SILVI. Lo sportello antiviolenza domestica di Silvi fa emergere 44 casi di disagio. Sono cittadine e cittadini dell’ambito territoriale Piomba-Fino, che conta 14 Comuni, i quali si sono avvicinati agli uffici di via Piave a Silvi per denunciare il loro malessere. Mercoledì scorso l’associazione “Nova Civitas” che gestisce il servizio, presieduta dall’avvocato Luigia Corneli, ha presentato nella sala consiliare del Comune un report preoccupante nel quale si legge: «L’analisi dei dati raccolti dal 2020 al 2022 mostra 44 interventi, prevalentemente verso donne ma ci sono anche sette uomini. L’età media dei soggetti presi in carico è di circa 40 anni con un buon grado di istruzione, ma con gravi problematiche comunicative e relazionali, in alcuni casi accompagnate da quelle economiche e occupazionali. Si è verificato un andamento maggiore delle problematiche relative alle violenze psicologiche ed economiche rispetto a quelle fisiche, e nel quadro generale si nota un maggior coinvolgimento degli ex partner rispetto ai soggetti conviventi». Secondo il report «l’analisi fa riflettere circa la possibilità di attuare costantemente un’attività di prevenzione tesa a contrastare e ridurre le violenze di genere, oggi più che mai c’è bisogno di coesione e coprogettazione delle realtà territoriali».

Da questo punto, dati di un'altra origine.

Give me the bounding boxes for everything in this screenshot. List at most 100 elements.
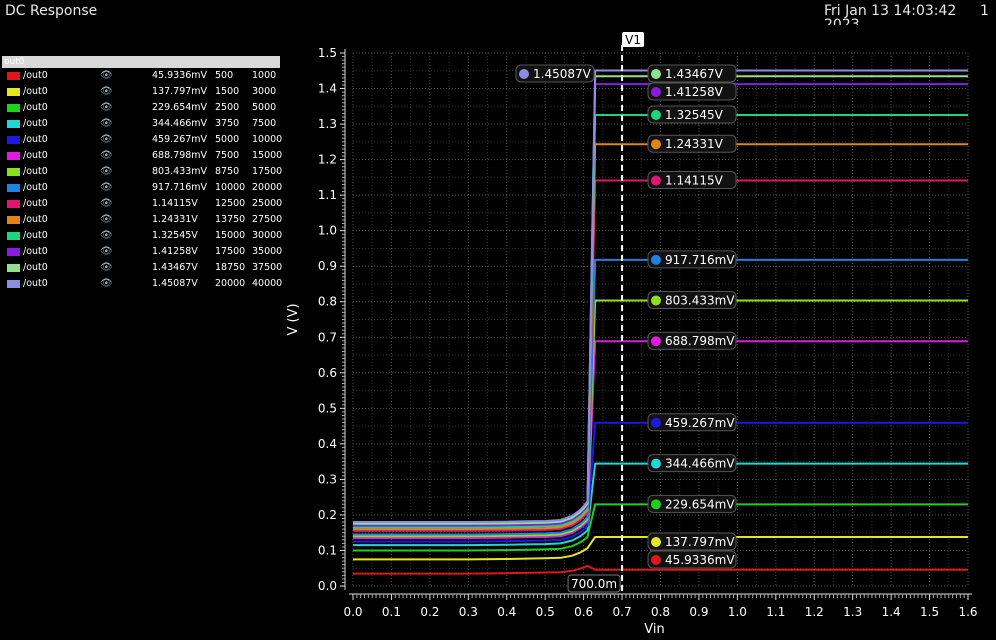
trace-name: /out0 — [23, 198, 48, 209]
trace-param-b: 5000 — [252, 102, 277, 113]
trace-param-a: 2500 — [215, 102, 240, 113]
visibility-eye-icon[interactable]: 👁 — [100, 118, 113, 129]
value-label: 917.716mV — [665, 253, 735, 267]
trace-value: 917.716mV — [152, 182, 208, 193]
value-label-box — [647, 291, 737, 310]
trace-value: 459.267mV — [152, 134, 208, 145]
x-tick-label: 1.4 — [882, 605, 901, 619]
visibility-eye-icon[interactable]: 👁 — [100, 278, 113, 289]
value-label-box — [647, 134, 737, 153]
value-label-box — [647, 331, 737, 350]
visibility-eye-icon[interactable]: 👁 — [100, 262, 113, 273]
visibility-eye-icon[interactable]: 👁 — [100, 230, 113, 241]
value-label-dot — [651, 175, 661, 186]
trace-value: 45.9336mV — [152, 70, 208, 81]
x-tick-label: 0.4 — [497, 605, 516, 619]
y-tick-label: 0.0 — [318, 579, 337, 593]
legend-row[interactable]: /out0 👁 137.797mV 1500 3000 — [2, 84, 280, 100]
trace-param-a: 13750 — [215, 214, 246, 225]
legend-row[interactable]: /out0 👁 803.433mV 8750 17500 — [2, 164, 282, 180]
trace-color-swatch — [7, 200, 20, 208]
value-label: 1.24331V — [665, 137, 724, 151]
legend-row[interactable]: /out0 👁 1.45087V 20000 40000 — [2, 276, 283, 292]
legend-row[interactable]: /out0 👁 1.43467V 18750 37500 — [2, 260, 282, 276]
visibility-eye-icon[interactable]: 👁 — [100, 182, 113, 193]
trace-param-a: 7500 — [215, 150, 240, 161]
x-tick-label: 0.7 — [613, 605, 632, 619]
page-number: 1 — [980, 3, 989, 19]
trace-value: 1.24331V — [152, 214, 198, 225]
trace-param-b: 25000 — [252, 198, 283, 209]
x-tick-label: 0.2 — [420, 605, 439, 619]
value-label: 1.41258V — [665, 85, 724, 99]
x-tick-label: 0.3 — [459, 605, 478, 619]
trace-name: /out0 — [23, 150, 48, 161]
trace-param-a: 15000 — [215, 230, 246, 241]
trace-color-swatch — [7, 184, 20, 192]
trace-value: 1.45087V — [152, 278, 198, 289]
value-label: 344.466mV — [665, 457, 735, 471]
value-label-box — [647, 64, 737, 83]
trace-value: 344.466mV — [152, 118, 208, 129]
value-label: 1.43467V — [665, 67, 724, 81]
value-label-dot — [651, 139, 661, 150]
trace-name: /out0 — [23, 166, 48, 177]
value-label: 1.14115V — [665, 174, 724, 188]
value-label-dot — [519, 69, 529, 79]
trace-param-b: 40000 — [252, 278, 283, 289]
trace-param-a: 5000 — [215, 134, 240, 145]
visibility-eye-icon[interactable]: 👁 — [100, 86, 113, 97]
visibility-eye-icon[interactable]: 👁 — [100, 134, 113, 145]
trace-name: /out0 — [23, 230, 48, 241]
trace-color-swatch — [7, 152, 20, 160]
legend-header[interactable]: out0 — [2, 56, 280, 68]
value-label: 137.797mV — [665, 535, 735, 549]
x-tick-label: 1.5 — [920, 605, 939, 619]
trace-color-swatch — [7, 104, 20, 112]
legend-row[interactable]: /out0 👁 45.9336mV 500 1000 — [2, 68, 280, 84]
value-label-dot — [651, 295, 661, 306]
legend-row[interactable]: /out0 👁 1.14115V 12500 25000 — [2, 196, 283, 212]
legend-row[interactable]: /out0 👁 688.798mV 7500 15000 — [2, 148, 282, 164]
legend-row[interactable]: /out0 👁 1.24331V 13750 27500 — [2, 212, 283, 228]
value-label: 803.433mV — [665, 294, 735, 308]
y-axis-label: V (V) — [286, 303, 301, 335]
trace-legend: out0 /out0 👁 45.9336mV 500 1000/out0 👁 137.797… — [2, 56, 283, 292]
x-tick-label: 0.0 — [343, 605, 362, 619]
visibility-eye-icon[interactable]: 👁 — [100, 166, 113, 177]
visibility-eye-icon[interactable]: 👁 — [100, 214, 113, 225]
trace-name: /out0 — [23, 102, 48, 113]
marker-name: V1 — [625, 33, 641, 47]
trace-color-swatch — [7, 216, 20, 224]
visibility-eye-icon[interactable]: 👁 — [100, 150, 113, 161]
legend-row[interactable]: /out0 👁 344.466mV 3750 7500 — [2, 116, 280, 132]
trace-color-swatch — [7, 136, 20, 144]
visibility-eye-icon[interactable]: 👁 — [100, 102, 113, 113]
trace-color-swatch — [7, 264, 20, 272]
trace-name: /out0 — [23, 246, 48, 257]
visibility-eye-icon[interactable]: 👁 — [100, 198, 113, 209]
y-tick-label: 0.4 — [318, 437, 337, 451]
trace-param-b: 27500 — [252, 214, 283, 225]
value-label-dot — [651, 499, 661, 510]
trace-name: /out0 — [23, 134, 48, 145]
x-tick-label: 0.8 — [651, 605, 670, 619]
trace-color-swatch — [7, 248, 20, 256]
legend-row[interactable]: /out0 👁 1.32545V 15000 30000 — [2, 228, 283, 244]
legend-row[interactable]: /out0 👁 229.654mV 2500 5000 — [2, 100, 280, 116]
visibility-eye-icon[interactable]: 👁 — [100, 70, 113, 81]
legend-row[interactable]: /out0 👁 459.267mV 5000 10000 — [2, 132, 282, 148]
value-label-dot — [651, 458, 661, 469]
value-label-box — [647, 494, 737, 513]
trace-param-b: 30000 — [252, 230, 283, 241]
visibility-eye-icon[interactable]: 👁 — [100, 246, 113, 257]
value-label: 45.9336mV — [665, 553, 735, 567]
trace-name: /out0 — [23, 182, 48, 193]
trace-name: /out0 — [23, 70, 48, 81]
trace-value: 1.43467V — [152, 262, 198, 273]
value-label-box — [647, 105, 737, 124]
legend-row[interactable]: /out0 👁 917.716mV 10000 20000 — [2, 180, 282, 196]
legend-row[interactable]: /out0 👁 1.41258V 17500 35000 — [2, 244, 282, 260]
x-tick-label: 1.2 — [805, 605, 824, 619]
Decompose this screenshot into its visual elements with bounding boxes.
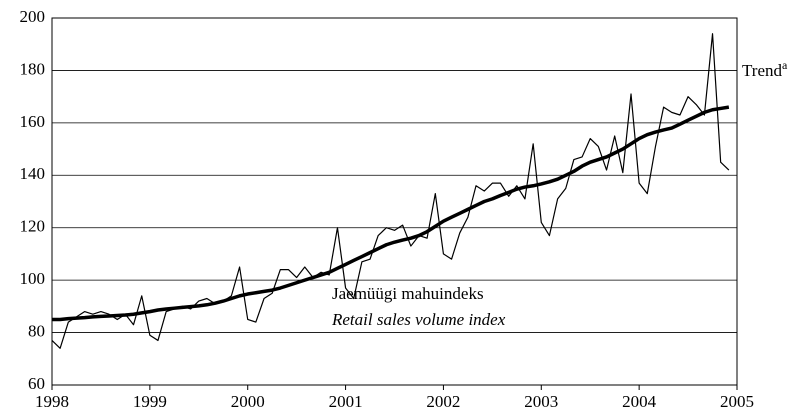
y-tick-label: 120	[20, 217, 46, 236]
y-tick-label: 160	[20, 112, 46, 131]
index-line	[51, 33, 730, 349]
x-tick-label: 2001	[329, 392, 363, 411]
trend-note: a	[782, 58, 788, 72]
y-tick-label: 180	[20, 59, 46, 78]
y-tick-label: 60	[28, 374, 45, 393]
y-tick-label: 140	[20, 164, 46, 183]
series-label: Jaemüügi mahuindeks	[332, 284, 484, 303]
x-tick-label: 2003	[524, 392, 558, 411]
trend-name: Trend	[742, 61, 782, 80]
series-label-en: Retail sales volume index	[331, 310, 506, 329]
x-tick-label: 1998	[35, 392, 69, 411]
trend-line	[52, 105, 730, 322]
trend-label: Trenda	[742, 58, 788, 80]
x-tick-label: 2005	[720, 392, 754, 411]
x-tick-label: 2004	[622, 392, 657, 411]
x-tick-label: 1999	[133, 392, 167, 411]
y-tick-label: 100	[20, 269, 46, 288]
x-tick-label: 2002	[426, 392, 460, 411]
x-tick-label: 2000	[231, 392, 265, 411]
y-tick-label: 200	[20, 7, 46, 26]
plot-frame	[51, 17, 738, 386]
y-tick-label: 80	[28, 321, 45, 340]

La seduta ha visto presenti i rappresentanti dei vari Comuni del comprensorio Piomba Fino, l’assessore al sociale di Silvi Fabrizio Valloscura, il sindaco Andrea Scordella e la consigliera delegata alle pari opportunità Beta Costantini che ha dichiarato: «Lo sportello, inaugurato proprio a inizio pandemia, si rivela ancor più oggi presidio di prossimità essenziale per fare fronte alle ricadute negative che la crisi economico-sociale che stiamo vivendo ha sul benessere psicologico e sulle capacità relazionali dei soggetti fragili, ai quali non deve mancare il sostegno che le istituzioni possono offrire. Apprezzo le intenzioni del vice sindaco Valloscura di voler mantenere lo sportello, implementando il servizio che esso può svolgere sul territorio con la sinergia del servizio sociale comunale, in collaborazione con la stazione dei carabinieri di Silvi e le varie associazioni di volontariato ed enti di terzo settore locali».